BLUES PILLS – HOLY MOLY!

BLUES PILLS

Titel: HOLY MOLY!

Label: NUCLEAR BLAST / WARNER

Spieldauer: 41:24 Minuten

Die Verschiebetaktik des Labels im Zuge der Corona-Pandemie zeigt, welchen Stellenwert die BLUES PILLS weiterhin für deren Portfolio einnehmen. Angesichts der langen Pause seit 2016, in der man nicht weniger als den Verlust des Ausnahmekönners Dorian Sorriaux verkraften musste, wollte man offenbar alles richtig machen. Schlußendlich muss unabhängig vom Veröffentlichungsdatum jedoch die Musik überzeugen, und natürlich ist allein aufgrund des Verlusts eines integralen Bestandteils des Bandsounds Skepsis angesagt. Schon seit der Veröffentlichung der Appetizer, etwa „Proud Woman“, war klar, dass den BLUES PILLS durch den Verlust der inspirierten Saitenhexereien Sorriaux` tatsächlich ein Stück ihrer Aura verlustig gegangen ist: das Riffing Zack Andersons ist, selbstredend auch seinem Wechsel vom Langholz zur E-Gitarre geschuldet, erheblich konventioneller. In Sachen Songwriting besinnt man sich auf die auf den beiden Vorgängern etablierten Stärken und bündelt diese in Stücken, die meist kürzer als vier Minuten sind. Energetische Rival Sons-Grooves („Low Road“, „Kiss My Past Goodbye“) und  entspannte Black Crowes-Bluesballaden („California“, „Wish I’d Known“) dominieren das Album.

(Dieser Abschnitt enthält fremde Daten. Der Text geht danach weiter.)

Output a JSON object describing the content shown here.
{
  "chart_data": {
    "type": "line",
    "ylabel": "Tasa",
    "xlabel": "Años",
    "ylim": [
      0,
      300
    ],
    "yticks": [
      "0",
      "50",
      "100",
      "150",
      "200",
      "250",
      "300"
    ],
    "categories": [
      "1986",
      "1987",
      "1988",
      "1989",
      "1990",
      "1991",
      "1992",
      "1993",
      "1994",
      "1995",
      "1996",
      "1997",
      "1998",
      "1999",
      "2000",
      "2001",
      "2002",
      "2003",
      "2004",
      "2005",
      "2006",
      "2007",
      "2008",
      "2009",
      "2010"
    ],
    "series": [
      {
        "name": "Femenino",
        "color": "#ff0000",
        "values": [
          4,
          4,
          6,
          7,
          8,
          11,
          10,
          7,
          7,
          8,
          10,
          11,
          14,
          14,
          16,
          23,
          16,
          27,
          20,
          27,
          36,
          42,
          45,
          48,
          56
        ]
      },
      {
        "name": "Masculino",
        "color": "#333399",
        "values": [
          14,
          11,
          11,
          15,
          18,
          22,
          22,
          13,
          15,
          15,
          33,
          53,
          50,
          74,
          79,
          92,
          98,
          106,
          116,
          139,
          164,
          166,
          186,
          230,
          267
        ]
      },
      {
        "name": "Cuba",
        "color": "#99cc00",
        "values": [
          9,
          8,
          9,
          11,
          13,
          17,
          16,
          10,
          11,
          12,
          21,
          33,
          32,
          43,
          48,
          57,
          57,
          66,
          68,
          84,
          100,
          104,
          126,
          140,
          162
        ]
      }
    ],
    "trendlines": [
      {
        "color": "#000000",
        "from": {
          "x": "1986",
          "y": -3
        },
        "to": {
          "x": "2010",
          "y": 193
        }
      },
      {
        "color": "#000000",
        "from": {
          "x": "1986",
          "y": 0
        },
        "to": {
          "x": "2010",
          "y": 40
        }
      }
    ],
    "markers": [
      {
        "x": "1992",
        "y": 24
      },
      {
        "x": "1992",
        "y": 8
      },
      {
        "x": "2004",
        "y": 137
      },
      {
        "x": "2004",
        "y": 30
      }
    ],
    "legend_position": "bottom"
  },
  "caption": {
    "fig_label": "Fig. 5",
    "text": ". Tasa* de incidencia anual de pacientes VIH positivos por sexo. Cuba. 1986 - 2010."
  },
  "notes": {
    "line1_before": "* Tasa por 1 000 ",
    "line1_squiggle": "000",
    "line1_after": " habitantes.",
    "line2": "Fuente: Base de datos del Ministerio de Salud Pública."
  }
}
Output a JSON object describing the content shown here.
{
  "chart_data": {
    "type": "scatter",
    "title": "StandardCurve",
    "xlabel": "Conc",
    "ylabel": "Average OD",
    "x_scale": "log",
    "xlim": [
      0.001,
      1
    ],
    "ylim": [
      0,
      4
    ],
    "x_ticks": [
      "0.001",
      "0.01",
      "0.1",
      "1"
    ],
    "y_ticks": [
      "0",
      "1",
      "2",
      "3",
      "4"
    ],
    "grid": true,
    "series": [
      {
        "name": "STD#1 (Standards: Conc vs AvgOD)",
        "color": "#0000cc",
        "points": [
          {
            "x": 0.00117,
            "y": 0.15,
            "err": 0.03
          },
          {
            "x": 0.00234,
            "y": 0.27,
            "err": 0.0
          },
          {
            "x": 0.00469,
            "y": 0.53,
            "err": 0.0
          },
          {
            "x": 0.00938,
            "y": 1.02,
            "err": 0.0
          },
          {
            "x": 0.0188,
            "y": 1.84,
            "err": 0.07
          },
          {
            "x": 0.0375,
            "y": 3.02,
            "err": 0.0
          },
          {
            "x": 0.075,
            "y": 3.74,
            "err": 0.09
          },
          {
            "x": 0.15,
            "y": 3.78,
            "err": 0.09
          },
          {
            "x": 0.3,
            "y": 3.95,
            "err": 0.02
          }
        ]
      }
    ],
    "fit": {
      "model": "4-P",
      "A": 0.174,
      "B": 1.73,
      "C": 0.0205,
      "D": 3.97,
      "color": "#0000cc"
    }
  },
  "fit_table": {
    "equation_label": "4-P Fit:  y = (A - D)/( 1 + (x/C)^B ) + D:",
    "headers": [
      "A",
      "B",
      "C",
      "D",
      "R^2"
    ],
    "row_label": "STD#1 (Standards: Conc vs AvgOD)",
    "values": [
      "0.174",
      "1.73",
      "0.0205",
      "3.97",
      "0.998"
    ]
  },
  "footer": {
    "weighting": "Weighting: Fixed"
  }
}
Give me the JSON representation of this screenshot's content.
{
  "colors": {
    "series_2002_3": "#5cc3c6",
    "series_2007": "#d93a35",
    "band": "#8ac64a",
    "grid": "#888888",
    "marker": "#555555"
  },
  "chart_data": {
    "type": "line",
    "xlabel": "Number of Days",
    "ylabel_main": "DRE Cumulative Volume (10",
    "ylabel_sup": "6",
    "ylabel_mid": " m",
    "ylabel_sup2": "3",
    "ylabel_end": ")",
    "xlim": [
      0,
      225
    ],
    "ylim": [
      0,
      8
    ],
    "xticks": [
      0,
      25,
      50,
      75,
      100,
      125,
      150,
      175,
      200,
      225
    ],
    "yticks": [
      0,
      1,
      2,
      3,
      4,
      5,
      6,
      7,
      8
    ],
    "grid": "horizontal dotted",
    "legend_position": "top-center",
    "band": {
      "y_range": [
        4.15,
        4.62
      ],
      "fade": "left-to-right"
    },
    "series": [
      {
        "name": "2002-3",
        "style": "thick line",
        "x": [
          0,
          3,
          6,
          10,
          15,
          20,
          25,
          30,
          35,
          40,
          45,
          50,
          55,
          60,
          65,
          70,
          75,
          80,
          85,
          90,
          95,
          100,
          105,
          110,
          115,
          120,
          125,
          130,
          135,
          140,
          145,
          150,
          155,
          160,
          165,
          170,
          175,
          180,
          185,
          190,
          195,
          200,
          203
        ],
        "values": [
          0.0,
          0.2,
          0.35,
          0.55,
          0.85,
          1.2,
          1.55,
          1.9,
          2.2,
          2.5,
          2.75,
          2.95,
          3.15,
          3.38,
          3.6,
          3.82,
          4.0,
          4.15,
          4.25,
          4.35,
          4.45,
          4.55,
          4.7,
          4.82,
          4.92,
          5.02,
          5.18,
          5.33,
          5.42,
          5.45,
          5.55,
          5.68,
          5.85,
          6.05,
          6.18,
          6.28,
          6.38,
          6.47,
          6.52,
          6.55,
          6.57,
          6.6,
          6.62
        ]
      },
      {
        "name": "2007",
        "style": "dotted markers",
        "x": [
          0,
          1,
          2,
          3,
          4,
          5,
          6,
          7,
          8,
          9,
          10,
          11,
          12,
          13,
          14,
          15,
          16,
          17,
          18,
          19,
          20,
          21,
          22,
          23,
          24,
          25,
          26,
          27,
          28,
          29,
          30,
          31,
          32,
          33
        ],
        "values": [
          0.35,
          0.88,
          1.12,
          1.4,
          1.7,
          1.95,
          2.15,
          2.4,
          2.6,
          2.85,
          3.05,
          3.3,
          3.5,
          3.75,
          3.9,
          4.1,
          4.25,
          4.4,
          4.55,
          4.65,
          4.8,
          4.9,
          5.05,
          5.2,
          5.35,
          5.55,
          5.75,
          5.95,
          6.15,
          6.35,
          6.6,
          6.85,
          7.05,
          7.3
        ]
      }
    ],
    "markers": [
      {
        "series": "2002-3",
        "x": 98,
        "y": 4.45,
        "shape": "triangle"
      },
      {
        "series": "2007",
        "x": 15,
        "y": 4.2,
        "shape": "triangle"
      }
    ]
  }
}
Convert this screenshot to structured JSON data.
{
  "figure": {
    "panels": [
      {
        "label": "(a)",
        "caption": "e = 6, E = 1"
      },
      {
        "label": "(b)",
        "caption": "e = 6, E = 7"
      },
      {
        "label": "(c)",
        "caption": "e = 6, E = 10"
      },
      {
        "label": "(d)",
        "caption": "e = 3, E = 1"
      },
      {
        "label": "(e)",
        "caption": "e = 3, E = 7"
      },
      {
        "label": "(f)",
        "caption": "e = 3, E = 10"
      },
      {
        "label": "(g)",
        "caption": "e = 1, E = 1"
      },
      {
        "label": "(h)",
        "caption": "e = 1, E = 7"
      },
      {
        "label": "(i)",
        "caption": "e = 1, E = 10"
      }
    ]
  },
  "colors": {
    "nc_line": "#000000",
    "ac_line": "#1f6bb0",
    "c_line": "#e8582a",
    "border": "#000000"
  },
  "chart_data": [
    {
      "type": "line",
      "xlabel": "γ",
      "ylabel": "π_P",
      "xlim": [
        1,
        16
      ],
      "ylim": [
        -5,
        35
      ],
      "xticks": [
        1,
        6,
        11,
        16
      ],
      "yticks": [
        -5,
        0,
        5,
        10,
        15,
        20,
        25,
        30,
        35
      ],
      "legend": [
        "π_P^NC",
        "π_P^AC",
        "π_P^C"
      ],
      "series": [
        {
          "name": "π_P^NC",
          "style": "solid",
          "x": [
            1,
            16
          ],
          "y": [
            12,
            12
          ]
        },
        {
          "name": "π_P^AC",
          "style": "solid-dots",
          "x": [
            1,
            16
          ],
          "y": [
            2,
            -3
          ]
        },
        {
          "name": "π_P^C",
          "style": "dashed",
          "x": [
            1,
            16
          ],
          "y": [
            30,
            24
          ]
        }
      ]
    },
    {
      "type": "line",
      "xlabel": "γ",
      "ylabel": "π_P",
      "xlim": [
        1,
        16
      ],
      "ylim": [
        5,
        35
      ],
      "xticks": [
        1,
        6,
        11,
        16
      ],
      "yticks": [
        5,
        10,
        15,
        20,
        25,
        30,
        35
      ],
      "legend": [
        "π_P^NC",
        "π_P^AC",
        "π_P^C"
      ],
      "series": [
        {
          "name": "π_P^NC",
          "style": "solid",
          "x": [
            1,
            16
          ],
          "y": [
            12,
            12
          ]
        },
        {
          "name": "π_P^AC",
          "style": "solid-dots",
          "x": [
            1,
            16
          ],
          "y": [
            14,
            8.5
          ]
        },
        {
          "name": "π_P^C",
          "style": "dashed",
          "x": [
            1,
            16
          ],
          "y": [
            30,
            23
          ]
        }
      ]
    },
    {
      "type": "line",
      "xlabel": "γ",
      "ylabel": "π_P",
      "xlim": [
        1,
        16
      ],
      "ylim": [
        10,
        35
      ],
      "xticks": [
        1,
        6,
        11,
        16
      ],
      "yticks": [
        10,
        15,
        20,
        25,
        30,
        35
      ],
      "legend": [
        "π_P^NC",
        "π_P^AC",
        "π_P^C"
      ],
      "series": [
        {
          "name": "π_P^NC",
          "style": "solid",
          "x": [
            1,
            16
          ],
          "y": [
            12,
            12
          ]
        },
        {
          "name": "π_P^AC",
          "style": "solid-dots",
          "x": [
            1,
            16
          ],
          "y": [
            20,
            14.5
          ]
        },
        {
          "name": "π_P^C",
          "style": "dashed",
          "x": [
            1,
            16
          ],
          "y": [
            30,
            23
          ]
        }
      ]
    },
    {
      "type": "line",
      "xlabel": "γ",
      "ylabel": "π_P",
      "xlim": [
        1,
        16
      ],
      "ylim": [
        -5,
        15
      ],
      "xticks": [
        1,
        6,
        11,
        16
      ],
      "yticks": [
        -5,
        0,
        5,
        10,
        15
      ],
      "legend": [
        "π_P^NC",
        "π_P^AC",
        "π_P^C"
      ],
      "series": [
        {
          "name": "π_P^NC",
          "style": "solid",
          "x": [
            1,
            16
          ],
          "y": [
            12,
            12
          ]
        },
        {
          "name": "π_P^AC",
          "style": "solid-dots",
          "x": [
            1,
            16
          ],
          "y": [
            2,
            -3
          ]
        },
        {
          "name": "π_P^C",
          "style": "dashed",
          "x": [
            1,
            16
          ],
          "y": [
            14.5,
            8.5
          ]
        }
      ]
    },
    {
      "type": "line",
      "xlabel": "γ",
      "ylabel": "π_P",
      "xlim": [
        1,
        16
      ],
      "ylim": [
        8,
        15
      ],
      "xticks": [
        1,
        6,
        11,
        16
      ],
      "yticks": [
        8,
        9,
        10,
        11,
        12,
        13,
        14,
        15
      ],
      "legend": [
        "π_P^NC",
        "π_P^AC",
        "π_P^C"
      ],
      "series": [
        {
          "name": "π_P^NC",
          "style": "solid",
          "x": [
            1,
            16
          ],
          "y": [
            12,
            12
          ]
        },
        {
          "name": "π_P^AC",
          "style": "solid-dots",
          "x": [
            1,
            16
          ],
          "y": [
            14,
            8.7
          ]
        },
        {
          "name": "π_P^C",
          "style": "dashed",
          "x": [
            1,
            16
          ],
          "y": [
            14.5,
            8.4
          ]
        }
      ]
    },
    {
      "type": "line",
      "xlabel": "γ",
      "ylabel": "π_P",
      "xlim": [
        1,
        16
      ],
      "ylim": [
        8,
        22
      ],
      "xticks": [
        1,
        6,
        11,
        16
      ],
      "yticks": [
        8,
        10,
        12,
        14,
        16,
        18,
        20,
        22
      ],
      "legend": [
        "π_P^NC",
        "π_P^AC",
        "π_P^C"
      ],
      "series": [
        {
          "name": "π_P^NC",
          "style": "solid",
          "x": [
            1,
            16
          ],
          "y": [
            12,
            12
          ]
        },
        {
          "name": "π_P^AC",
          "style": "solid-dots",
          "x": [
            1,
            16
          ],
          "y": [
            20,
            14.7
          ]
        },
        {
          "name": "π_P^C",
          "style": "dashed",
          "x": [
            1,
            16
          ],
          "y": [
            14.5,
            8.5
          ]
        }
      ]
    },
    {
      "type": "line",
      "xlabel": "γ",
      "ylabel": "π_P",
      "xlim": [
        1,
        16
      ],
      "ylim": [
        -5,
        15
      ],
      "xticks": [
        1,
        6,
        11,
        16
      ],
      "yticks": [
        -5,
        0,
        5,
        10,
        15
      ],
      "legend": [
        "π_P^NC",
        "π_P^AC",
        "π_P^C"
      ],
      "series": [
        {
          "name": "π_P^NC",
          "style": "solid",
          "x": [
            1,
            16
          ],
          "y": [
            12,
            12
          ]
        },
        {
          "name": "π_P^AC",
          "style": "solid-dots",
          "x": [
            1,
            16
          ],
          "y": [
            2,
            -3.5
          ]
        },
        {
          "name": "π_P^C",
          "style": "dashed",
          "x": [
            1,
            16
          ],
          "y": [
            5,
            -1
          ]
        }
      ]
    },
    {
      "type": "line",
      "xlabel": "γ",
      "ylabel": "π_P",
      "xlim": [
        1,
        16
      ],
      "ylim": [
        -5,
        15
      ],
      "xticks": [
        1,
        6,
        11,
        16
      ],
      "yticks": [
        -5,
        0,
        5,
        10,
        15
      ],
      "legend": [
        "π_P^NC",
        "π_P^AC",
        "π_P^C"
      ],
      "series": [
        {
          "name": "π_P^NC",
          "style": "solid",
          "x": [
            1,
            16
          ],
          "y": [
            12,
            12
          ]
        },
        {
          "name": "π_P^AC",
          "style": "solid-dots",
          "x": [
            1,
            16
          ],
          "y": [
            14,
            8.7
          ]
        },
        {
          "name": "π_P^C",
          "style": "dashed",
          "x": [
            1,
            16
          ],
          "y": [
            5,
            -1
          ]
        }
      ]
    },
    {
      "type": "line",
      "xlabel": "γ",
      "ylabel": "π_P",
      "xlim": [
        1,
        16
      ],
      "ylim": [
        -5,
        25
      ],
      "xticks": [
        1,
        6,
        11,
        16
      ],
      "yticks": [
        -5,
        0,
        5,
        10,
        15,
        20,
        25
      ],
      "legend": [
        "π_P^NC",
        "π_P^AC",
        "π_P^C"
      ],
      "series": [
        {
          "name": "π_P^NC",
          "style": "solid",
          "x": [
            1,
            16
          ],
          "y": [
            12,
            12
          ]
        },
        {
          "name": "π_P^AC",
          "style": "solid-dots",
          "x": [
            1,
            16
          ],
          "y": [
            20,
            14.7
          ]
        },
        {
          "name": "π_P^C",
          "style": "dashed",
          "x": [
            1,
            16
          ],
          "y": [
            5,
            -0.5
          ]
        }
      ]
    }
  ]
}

Aber schon die Nennung solcher Einflüsse zeigt, dass die Band sich weiter finden muss, um vielleicht irgendwann wieder selbst zum Blues Rock-Trendsetter zu werden, wobei das hintergründig-relaxte „Song From A Mourning Dove“ den Weg weisen könnte. Elin Larsson ist mehr denn je der unumstrittene Star in der Manege und verleiht der Sound der Band auf „Holy Moly!“ immerhin eine tiefer reichende, schwüle Südstaaten-Note („Dreaming My Life Away“) mit noch feiner ziselierten Soul-Facetten. Offenbar ist sich die gereifte Chanteuse auch ihrer gewachsenen Verantwortung bewusst und schreitet beispielsweise mit dem selbstbewussten Text zu „Proud Woman“ forsch voran. Jedoch ist das lyrische Selbstbewusstsein bislang noch deutlich ausgeprägter als das musikalische: in der Zeit zwischen „Lady In Gold“ und „Holy Moly!“ haben die BLUES PILLS endgültig und leider wohl nachhaltig ihre Unschuld verloren und müssen lernen, sich im gnadenlosen Mainstream-Haifischbecken freizuschwimmen. Ein gutes, aber nicht begeisterndes Album.